Like lots of people, I’m planning to admire the total eclipse next month.
I’ll be heading north, into upstate New York. The path of totality will travel along an arc from Niagara Falls to Plattsburgh. I’m hoping to catch it near the Vermont state line. I’ve got the special protective eyewear, I’ve made hotel reservations, and I’m planning to leave well in advance to beat the traffic. Now I’m just hoping Mother Nature cooperates.
All us eclipse-chasers are at the mercy of the weather. If it’s cloudy that day, the whole trip will be for nothing. But it’s a gamble I’m willing to take for an almost once-in-a-lifetime opportunity.
Total eclipses aren’t all that rare, per se. One can be seen from somewhere on Earth about every eighteen months. However, this is the last one that will be visible from my neck of the woods for decades. If I don’t get to see it, it’s going to be a much bigger and more expensive proposition to try to catch another one a few years down the line.
What “rare Earth” gets right
Creationists love talking about the “rare Earth” idea: the argument that Earth is specially and uniquely fine-tuned to support life.

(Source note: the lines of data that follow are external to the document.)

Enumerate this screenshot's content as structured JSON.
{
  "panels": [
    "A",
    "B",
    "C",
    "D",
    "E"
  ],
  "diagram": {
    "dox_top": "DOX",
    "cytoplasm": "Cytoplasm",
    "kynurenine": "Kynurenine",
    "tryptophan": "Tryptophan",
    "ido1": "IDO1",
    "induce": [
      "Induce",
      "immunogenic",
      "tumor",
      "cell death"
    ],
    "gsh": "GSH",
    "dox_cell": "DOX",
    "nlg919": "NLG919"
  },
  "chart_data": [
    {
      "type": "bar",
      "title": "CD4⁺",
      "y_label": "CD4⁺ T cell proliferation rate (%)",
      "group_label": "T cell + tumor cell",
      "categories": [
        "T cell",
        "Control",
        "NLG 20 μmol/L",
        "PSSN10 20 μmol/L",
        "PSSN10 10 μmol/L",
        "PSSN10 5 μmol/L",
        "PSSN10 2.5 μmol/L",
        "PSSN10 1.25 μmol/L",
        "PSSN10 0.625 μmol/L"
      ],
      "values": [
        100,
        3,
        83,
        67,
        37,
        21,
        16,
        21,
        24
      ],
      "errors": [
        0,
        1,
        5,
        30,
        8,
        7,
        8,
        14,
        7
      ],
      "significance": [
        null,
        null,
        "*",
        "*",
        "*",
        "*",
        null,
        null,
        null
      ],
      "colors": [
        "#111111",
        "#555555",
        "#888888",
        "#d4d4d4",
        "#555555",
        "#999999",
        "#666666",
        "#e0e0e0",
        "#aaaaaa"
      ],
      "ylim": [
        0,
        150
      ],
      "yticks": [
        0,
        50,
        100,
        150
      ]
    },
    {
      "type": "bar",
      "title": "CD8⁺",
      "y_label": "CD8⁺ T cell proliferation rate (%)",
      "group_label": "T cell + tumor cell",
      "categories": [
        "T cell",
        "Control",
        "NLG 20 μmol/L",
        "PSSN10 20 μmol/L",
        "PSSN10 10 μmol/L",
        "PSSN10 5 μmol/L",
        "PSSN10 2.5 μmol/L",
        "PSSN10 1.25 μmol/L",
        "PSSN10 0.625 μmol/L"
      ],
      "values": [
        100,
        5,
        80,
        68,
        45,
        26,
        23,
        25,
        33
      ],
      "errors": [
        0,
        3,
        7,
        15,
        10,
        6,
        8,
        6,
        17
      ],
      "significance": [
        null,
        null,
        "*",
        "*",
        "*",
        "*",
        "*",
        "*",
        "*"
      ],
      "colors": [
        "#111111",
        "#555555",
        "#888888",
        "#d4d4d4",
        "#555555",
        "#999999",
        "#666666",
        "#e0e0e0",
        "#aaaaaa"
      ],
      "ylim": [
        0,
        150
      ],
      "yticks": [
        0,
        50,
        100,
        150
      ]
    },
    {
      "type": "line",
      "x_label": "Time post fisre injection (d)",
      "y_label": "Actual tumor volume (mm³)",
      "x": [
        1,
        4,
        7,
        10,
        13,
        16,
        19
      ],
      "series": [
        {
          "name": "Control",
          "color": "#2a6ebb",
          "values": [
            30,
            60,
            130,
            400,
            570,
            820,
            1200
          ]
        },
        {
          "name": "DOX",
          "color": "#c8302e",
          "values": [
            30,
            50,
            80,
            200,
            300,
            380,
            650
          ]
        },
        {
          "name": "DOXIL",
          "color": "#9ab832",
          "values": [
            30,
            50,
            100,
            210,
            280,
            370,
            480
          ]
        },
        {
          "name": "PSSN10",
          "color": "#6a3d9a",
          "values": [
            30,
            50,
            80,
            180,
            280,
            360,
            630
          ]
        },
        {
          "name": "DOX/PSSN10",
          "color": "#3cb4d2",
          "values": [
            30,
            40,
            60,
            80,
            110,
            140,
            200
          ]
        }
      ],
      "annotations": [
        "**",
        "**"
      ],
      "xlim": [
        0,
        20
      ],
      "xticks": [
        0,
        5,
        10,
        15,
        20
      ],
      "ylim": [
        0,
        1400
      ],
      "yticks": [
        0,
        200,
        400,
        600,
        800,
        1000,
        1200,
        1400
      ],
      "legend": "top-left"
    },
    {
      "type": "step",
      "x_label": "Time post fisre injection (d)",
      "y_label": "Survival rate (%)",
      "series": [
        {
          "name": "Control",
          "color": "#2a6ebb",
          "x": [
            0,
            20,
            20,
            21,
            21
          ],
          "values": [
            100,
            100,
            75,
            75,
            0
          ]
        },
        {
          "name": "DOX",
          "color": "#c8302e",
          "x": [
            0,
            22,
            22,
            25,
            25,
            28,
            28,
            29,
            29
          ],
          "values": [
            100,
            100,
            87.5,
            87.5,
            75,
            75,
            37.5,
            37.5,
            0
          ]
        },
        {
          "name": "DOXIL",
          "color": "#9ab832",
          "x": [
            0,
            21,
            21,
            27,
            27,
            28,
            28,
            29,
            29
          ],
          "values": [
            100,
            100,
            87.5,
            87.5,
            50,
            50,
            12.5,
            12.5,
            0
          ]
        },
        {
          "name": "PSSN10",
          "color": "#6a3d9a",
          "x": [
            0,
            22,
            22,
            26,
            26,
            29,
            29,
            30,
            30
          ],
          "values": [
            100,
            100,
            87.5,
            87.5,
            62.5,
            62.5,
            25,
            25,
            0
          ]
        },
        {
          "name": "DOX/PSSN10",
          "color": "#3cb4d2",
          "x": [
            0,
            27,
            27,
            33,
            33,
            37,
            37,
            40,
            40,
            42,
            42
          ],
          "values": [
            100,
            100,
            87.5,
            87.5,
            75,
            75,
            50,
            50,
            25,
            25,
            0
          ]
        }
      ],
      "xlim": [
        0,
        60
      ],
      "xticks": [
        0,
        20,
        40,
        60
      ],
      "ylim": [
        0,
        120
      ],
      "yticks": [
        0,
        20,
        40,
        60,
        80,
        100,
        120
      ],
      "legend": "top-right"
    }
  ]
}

It orbits in the habitable zone, not too close or too far from the sun, which is a stable star without massive flares. We have a regular day-night cycle, a mostly stable axial tilt, a magnetic field that screens out cosmic radiation, and so on. The creationists claim that this is evidence of God’s special favor.
The fallacy of the rare-Earth argument is that it’s an inference based on incomplete data. Just as you can’t compute the probability of a particular hand of cards unless you know what’s in the deck, we have no basis for proclaiming how common Earthlike planets are. Our sample size is too limited (although it’s growing all the time).

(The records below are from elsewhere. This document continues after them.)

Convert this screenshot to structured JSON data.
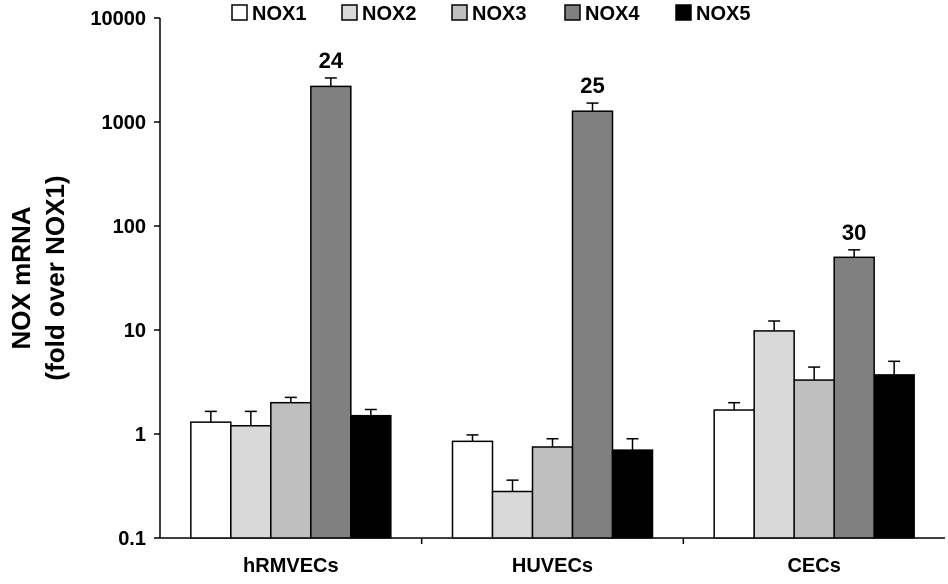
{
  "chart_data": {
    "type": "bar",
    "ylabel_line1": "NOX mRNA",
    "ylabel_line2": "(fold over NOX1)",
    "yscale": "log",
    "ylim": [
      0.1,
      10000
    ],
    "yticks": [
      0.1,
      1,
      10,
      100,
      1000,
      10000
    ],
    "ytick_labels": [
      "0.1",
      "1",
      "10",
      "100",
      "1000",
      "10000"
    ],
    "categories": [
      "hRMVECs",
      "HUVECs",
      "CECs"
    ],
    "series": [
      {
        "name": "NOX1",
        "color": "#ffffff",
        "values": [
          1.3,
          0.85,
          1.7
        ],
        "errors": [
          1.65,
          0.98,
          2.0
        ]
      },
      {
        "name": "NOX2",
        "color": "#d9d9d9",
        "values": [
          1.2,
          0.28,
          9.8
        ],
        "errors": [
          1.65,
          0.36,
          12.2
        ]
      },
      {
        "name": "NOX3",
        "color": "#bfbfbf",
        "values": [
          2.0,
          0.75,
          3.3
        ],
        "errors": [
          2.25,
          0.9,
          4.4
        ]
      },
      {
        "name": "NOX4",
        "color": "#808080",
        "values": [
          2200,
          1270,
          50
        ],
        "errors": [
          2650,
          1520,
          59
        ]
      },
      {
        "name": "NOX5",
        "color": "#000000",
        "values": [
          1.5,
          0.7,
          3.7
        ],
        "errors": [
          1.72,
          0.9,
          5.0
        ]
      }
    ],
    "annotations": [
      {
        "category": "hRMVECs",
        "series": "NOX4",
        "text": "24"
      },
      {
        "category": "HUVECs",
        "series": "NOX4",
        "text": "25"
      },
      {
        "category": "CECs",
        "series": "NOX4",
        "text": "30"
      }
    ],
    "legend_position": "top",
    "grid": false
  }
}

We also don’t know if life can exist on planets that are unlike Earth. We have no idea whether life could thrive with different chemistries, or under different conditions, than we’re used to. Could there be silicon-based life in the mantle of superhot planets, or aquatic life on ice worlds that uses ammonia or methane instead of water, or hydrogen-powered life soaring through the skies of gas-giant planets, or plasma-based life drifting in the coronas of stars? It might turn out that an Earthlike planet is one way, but not the only or even the best way, to support a biosphere.

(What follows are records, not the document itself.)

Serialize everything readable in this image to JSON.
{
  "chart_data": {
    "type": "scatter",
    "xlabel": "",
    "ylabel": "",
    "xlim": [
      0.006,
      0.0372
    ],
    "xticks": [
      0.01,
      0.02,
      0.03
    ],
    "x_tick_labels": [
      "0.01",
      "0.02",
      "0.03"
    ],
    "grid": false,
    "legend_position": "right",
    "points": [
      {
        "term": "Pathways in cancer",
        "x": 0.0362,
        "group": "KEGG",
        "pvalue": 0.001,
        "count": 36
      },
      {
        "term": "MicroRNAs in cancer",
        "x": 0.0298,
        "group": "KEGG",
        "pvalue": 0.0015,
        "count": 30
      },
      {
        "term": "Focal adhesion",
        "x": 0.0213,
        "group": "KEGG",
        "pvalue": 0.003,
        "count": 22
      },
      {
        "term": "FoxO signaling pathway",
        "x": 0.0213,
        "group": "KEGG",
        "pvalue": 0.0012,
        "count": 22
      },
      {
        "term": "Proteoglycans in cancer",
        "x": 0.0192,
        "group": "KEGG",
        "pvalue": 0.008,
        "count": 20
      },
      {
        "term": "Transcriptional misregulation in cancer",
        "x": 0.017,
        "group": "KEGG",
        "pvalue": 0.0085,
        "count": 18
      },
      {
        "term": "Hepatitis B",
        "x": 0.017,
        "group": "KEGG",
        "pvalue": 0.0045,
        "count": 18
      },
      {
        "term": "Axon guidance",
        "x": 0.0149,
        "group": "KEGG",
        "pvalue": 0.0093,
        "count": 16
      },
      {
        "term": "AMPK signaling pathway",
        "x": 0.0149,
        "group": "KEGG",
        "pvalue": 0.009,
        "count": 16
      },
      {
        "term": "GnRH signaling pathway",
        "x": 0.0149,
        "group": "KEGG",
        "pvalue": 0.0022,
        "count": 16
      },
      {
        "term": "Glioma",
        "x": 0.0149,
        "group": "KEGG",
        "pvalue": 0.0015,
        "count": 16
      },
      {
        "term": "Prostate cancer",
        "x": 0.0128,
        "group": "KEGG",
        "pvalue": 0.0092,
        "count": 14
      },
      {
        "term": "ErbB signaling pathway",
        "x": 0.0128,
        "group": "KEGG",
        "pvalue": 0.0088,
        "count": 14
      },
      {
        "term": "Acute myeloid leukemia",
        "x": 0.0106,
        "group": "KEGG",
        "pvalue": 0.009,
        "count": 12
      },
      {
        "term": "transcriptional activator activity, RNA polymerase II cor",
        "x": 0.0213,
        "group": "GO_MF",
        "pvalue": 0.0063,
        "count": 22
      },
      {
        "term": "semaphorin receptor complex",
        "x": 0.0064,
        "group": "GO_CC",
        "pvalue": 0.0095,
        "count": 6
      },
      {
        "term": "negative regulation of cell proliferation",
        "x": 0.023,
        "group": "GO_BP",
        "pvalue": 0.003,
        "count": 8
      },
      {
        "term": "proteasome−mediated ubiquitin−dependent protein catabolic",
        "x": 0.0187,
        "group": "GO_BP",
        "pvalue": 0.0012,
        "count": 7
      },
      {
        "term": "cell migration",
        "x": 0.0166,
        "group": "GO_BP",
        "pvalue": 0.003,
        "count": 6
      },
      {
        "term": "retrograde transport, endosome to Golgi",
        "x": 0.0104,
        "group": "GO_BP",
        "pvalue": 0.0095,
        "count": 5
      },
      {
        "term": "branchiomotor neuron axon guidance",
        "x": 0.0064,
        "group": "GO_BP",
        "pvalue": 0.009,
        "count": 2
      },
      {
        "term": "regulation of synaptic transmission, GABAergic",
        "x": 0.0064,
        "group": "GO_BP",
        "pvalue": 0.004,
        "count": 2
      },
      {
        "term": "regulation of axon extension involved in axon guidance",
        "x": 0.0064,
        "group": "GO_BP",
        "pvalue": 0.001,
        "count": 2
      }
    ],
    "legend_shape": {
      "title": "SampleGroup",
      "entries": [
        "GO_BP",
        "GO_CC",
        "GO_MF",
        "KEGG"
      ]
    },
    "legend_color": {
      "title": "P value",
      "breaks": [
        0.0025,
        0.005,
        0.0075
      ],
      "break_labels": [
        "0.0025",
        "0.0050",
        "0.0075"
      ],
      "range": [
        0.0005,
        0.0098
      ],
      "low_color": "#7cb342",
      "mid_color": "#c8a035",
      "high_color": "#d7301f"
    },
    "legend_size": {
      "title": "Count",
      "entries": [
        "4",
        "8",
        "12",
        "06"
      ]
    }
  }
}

However, the rare-Earth argument seems to be correct on just this one point. By – as far as we know – a complete coincidence, the Moon is 400 times smaller than the Sun, but also 400 times closer to Earth. The numbers cancel out perfectly for the Moon to perfectly block the Sun’s disc but not its corona, giving rise to the spectacular sight of fiery streamers haloing a disc of black shadow.
A unique moment in cosmic time
If the numbers didn’t mesh so precisely, we wouldn’t get to enjoy this spectacle. The Moon either wouldn’t block the Sun’s entire disc (so we’d only see partial and annular eclipses, not total ones), or it would block the whole Sun, including the corona.
And in fact, it’s only at this moment in cosmic history that we can appreciate this sight – because the Moon is slowly moving further away from the Earth. In 600 million years, give or take, there won’t be total eclipses anymore. If there are still humans (or other intelligent beings) around by then, their view of the sky will be poorer for it.
Of course, this doesn’t help the creationists’ fine-tuning argument, because total eclipses aren’t necessary for life. They just look cool. Still, this kind of favorable coincidence must be rare. There’s a real sense in which the Earth, in this era, may indeed be uniquely privileged among planets in the galaxy.
If we ever make contact with extraterrestrial life, I like to imagine, Earth could be a major tourist draw for this reason. The prospect of seeing a total eclipse is something special, a spectacle that almost no other planet can offer. If you think Airbnb prices are out of control now, just wait!